Innanzitutto: è vero che le esportazioni di vino spumante italiano, da gennaio ad agosto 2010, sono cresciute del 21%, ma sono dati riferiti alle quantità, ai volumi, ovvero al numero di bottiglie. Se parliamo di  valore, la crescita è quasi dimezzata: +11%. In altre parole: esportiamo più bottiglie, ma a un prezzo più basso.
 
Altro dato poco confortante, anzi direi preoccupante: l’andamento del valore unitario riferito sempre al vino spumante italiano. Nei primi otto mesi dell’anno in corso, il valore unitario ha subito una flessione dell’8%. Il prezzo medio di un litro di “bollicine Made in Italy” è passato da 2,7 a 2,5 euro. Rapportato al prezzo di una bottiglia (da 0,75 l), si è passati da 2 euro a 1,87 euro. Preoccupante.

Ma non basta. Se ci focalizziamo sulle bollicine più pregiate, ovvero sul vino spumante “secco”, lo scenario si fa ancora più cupo. Da gennaio ad agosto 2010, la flessione del prezzo unitario di un litro di vino spumante secco “Made in Italy”, ha toccato il 13%, con un prezzo medio al litro di 2,8 euro (2,1 euro a bottiglia).

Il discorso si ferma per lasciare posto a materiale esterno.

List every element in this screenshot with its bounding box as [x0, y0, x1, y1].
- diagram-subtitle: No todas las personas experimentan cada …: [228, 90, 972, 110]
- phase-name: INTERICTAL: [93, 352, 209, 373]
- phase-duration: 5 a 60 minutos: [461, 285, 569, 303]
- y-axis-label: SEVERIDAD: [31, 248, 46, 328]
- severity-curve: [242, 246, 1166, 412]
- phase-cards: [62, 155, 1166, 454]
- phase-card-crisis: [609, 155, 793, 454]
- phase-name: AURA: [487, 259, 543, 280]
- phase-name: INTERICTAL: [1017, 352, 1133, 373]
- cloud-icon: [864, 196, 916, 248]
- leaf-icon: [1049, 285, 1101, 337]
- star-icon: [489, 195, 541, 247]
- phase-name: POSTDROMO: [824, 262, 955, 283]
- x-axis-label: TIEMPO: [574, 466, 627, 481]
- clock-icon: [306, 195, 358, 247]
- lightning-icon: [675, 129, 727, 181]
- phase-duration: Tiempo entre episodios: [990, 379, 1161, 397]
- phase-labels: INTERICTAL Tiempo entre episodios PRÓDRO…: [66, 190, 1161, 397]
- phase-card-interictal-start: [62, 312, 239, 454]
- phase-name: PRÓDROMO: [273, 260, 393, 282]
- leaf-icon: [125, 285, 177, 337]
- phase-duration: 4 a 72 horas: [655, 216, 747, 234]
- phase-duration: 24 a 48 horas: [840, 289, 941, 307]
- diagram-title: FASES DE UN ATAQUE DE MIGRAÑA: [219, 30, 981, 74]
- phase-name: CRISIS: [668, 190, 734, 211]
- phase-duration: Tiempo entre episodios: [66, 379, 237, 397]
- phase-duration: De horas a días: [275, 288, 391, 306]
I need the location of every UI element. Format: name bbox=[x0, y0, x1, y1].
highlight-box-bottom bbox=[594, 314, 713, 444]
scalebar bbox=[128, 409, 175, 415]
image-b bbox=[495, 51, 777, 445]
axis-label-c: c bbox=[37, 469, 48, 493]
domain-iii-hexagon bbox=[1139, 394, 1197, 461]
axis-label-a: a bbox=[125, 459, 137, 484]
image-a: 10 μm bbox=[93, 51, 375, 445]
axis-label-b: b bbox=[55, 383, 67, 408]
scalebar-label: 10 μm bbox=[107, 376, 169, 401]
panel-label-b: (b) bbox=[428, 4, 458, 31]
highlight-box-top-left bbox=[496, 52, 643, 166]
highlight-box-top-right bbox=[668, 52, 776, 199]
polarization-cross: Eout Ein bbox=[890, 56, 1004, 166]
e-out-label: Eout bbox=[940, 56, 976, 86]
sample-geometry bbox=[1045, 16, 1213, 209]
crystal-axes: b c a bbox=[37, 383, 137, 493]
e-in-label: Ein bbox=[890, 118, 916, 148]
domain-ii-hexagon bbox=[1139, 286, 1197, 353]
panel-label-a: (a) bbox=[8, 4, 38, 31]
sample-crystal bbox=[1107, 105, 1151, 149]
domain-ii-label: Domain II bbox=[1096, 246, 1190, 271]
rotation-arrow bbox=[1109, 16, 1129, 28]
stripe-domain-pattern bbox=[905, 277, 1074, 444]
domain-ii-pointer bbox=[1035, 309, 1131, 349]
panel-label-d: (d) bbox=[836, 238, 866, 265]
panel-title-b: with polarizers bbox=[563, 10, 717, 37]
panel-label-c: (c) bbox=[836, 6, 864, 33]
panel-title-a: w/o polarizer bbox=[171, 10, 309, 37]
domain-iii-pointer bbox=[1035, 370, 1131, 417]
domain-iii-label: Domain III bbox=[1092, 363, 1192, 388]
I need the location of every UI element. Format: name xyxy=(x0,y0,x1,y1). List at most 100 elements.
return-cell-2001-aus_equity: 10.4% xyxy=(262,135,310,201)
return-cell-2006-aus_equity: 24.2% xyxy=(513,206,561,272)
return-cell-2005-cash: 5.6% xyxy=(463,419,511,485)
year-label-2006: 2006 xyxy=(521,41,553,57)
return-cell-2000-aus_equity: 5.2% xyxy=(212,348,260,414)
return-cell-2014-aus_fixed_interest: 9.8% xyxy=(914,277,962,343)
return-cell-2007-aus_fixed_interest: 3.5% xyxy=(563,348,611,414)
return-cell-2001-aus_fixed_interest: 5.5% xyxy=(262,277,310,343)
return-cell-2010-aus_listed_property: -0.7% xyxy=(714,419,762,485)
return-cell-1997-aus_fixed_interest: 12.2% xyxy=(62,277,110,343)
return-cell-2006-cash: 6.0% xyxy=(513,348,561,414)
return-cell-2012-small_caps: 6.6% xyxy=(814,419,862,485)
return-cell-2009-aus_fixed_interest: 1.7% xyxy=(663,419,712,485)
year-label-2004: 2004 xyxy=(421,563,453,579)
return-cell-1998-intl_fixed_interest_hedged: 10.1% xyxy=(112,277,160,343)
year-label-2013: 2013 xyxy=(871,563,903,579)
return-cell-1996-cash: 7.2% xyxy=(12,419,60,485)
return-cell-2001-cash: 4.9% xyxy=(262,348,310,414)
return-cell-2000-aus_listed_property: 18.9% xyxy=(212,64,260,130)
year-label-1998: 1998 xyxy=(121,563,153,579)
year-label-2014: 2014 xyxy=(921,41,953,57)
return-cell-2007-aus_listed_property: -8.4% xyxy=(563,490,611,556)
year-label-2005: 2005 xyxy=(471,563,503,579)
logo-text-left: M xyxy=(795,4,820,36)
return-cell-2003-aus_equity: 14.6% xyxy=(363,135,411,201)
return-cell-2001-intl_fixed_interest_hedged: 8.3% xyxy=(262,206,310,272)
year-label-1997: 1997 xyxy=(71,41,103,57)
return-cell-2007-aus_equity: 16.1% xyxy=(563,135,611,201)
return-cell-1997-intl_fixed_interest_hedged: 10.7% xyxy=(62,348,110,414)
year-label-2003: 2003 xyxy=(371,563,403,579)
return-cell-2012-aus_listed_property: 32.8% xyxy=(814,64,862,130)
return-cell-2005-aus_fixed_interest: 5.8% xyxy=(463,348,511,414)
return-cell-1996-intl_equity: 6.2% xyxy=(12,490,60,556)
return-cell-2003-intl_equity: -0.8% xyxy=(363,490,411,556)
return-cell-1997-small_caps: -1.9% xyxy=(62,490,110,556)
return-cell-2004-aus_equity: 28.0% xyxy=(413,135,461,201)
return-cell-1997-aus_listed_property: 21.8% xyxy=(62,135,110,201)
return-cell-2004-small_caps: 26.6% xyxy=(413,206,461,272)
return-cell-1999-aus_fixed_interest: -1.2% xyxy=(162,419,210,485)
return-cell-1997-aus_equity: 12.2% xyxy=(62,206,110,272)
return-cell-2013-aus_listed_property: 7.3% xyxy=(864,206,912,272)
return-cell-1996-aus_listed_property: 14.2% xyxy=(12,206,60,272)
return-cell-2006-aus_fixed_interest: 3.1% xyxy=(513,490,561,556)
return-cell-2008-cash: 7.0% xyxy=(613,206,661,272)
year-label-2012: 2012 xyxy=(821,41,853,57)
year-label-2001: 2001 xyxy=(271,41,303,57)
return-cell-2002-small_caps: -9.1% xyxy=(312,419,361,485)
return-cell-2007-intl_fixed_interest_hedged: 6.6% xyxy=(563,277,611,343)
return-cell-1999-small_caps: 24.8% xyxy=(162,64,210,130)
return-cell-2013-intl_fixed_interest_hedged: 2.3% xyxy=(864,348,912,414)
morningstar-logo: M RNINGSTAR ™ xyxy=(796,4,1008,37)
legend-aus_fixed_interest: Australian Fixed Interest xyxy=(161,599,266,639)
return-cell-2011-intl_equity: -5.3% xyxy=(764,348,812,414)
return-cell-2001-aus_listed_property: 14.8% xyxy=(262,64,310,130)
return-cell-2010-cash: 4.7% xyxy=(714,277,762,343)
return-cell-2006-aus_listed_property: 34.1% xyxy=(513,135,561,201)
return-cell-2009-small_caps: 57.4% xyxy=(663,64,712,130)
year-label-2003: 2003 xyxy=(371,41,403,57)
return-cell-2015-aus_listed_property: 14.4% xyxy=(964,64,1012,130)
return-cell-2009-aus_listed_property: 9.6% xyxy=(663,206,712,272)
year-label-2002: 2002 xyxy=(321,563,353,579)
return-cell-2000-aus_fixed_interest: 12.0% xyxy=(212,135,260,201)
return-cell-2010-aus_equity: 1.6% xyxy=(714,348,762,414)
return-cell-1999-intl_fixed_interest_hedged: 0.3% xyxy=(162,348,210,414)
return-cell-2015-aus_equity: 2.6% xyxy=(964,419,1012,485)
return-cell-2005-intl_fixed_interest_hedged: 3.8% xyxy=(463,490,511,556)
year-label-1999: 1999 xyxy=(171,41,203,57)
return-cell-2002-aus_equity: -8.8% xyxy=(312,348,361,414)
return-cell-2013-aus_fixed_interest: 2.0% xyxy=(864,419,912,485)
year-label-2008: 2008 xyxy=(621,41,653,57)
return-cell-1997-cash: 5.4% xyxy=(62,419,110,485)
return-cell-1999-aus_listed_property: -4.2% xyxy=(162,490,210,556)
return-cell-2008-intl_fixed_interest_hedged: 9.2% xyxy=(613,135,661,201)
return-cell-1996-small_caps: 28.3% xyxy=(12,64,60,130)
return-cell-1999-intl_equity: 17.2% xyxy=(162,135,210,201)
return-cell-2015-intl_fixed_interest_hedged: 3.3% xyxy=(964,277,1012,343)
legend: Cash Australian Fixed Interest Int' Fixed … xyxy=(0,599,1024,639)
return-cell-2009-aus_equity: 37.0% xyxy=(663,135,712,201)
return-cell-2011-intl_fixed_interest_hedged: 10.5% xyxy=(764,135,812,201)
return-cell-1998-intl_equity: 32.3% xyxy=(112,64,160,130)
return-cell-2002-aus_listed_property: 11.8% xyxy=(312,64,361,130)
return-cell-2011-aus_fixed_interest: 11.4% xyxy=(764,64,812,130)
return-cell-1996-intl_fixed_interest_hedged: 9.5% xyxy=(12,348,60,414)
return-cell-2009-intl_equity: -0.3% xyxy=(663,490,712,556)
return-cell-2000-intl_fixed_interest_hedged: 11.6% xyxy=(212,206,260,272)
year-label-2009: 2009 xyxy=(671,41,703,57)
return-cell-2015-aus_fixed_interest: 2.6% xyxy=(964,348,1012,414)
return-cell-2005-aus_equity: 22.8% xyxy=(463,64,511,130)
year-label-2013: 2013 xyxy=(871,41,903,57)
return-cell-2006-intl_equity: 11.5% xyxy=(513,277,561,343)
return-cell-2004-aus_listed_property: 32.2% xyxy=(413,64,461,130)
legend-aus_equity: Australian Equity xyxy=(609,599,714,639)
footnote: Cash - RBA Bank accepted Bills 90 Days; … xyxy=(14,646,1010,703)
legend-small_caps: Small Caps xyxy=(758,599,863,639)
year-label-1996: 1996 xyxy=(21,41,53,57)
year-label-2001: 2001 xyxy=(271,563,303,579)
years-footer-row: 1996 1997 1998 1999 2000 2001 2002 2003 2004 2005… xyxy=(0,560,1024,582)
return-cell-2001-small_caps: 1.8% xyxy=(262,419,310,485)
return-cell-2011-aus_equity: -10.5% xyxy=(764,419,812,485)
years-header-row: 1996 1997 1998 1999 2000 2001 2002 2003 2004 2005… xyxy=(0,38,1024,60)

E qui torniamo alla domanda iniziale: che cosa accomuna il mercato del vino italiano a quello delle quattro ruote nostrane? Come il settore automobilistico, anche quello enologico si sta posizionando agli estremi del mercato. In Italia produciamo, da un lato, grandi auto sportive, performanti, di lusso: Ferrari e Maserati, per fare due nomi. Dall’altro produciamo piccole autovetture, city car per utilizzare un termine in gran voga: 500 e Panda per fare altri due nomi. Ma siamo carenti sui segmenti più acquistati, ambìti ma alla portata di molti, come il segmento delle grandi berline e dei Suv. Segmenti, dove, lo sappiamo, si costruisce l’immagine del brand e, soprattutto, si realizzano i margini superiori.

Allo stesso modo, il vino italiano, sui mercati internazionali, da un lato è ben rappresentato da un ristretto numero di prestigiose etichette. Costose e preziose, ma consumate da pochi, e in occasioni particolari. Ma, dall’altro lato, troviamo un vasto numero di piccole, medio piccole aziende costrette a far leva sul fattore prezzo. E, purtroppo, gran parte del nostro export è rappresentato dai vini di quest’ultime aziende.

Purtroppo sappiamo quale è stata l’evoluzione, anzi l’involuzione, del mercato delle quattro ruote italiane. Nonostante ciò, nonostante i dati sopra analizzati, sembra che nessuno, dal piccolo produttore ai grandi consorzi di tutela, se ne preoccupi. Eppure la causa di tutto, il vero problema, è conosciuto da tutti: l’incapacità di “fare sistema”. Quella stesa incapacità di creare una comune politica di comunicazione, di immagine e di promozione, che caratterizza molti dei nostri settori nazionali. Abbiamo il prodotto giusto, ma non sappiamo farlo conoscere

Prima di tutto al mercato domestico. L’Italia può vantare una varietà e una vastità di diverse tipologie di vini che neanche la Francia può vantare. Ma ognuna di queste singole realtà, entra in competizione con le altre. Tutte alla ricerca del proprio, piccolo momento di gloria. Alzi la mano chi sa quante sono le DOCG italiane. Forse qualche sommelier più esperto saprà che ormai hanno sfondato quota cinquanta. E molte altre sono le DOC in attesa di aggiungere la tanto bramata “G”.
 
E nel frattempo, da un lato, i francesi fanno bella mostra delle loro bottiglie sugli scaffali più prestigiosi al mondo, dall’altro, Australia, Cile e Nuova Zelanda, invadono i mercati con vini buoni, ma economici, per il piacere quotidiano di americani, britannici, tedeschi e austriaci, ovvero i nostri più importanti mercati di sbocco. Prosit.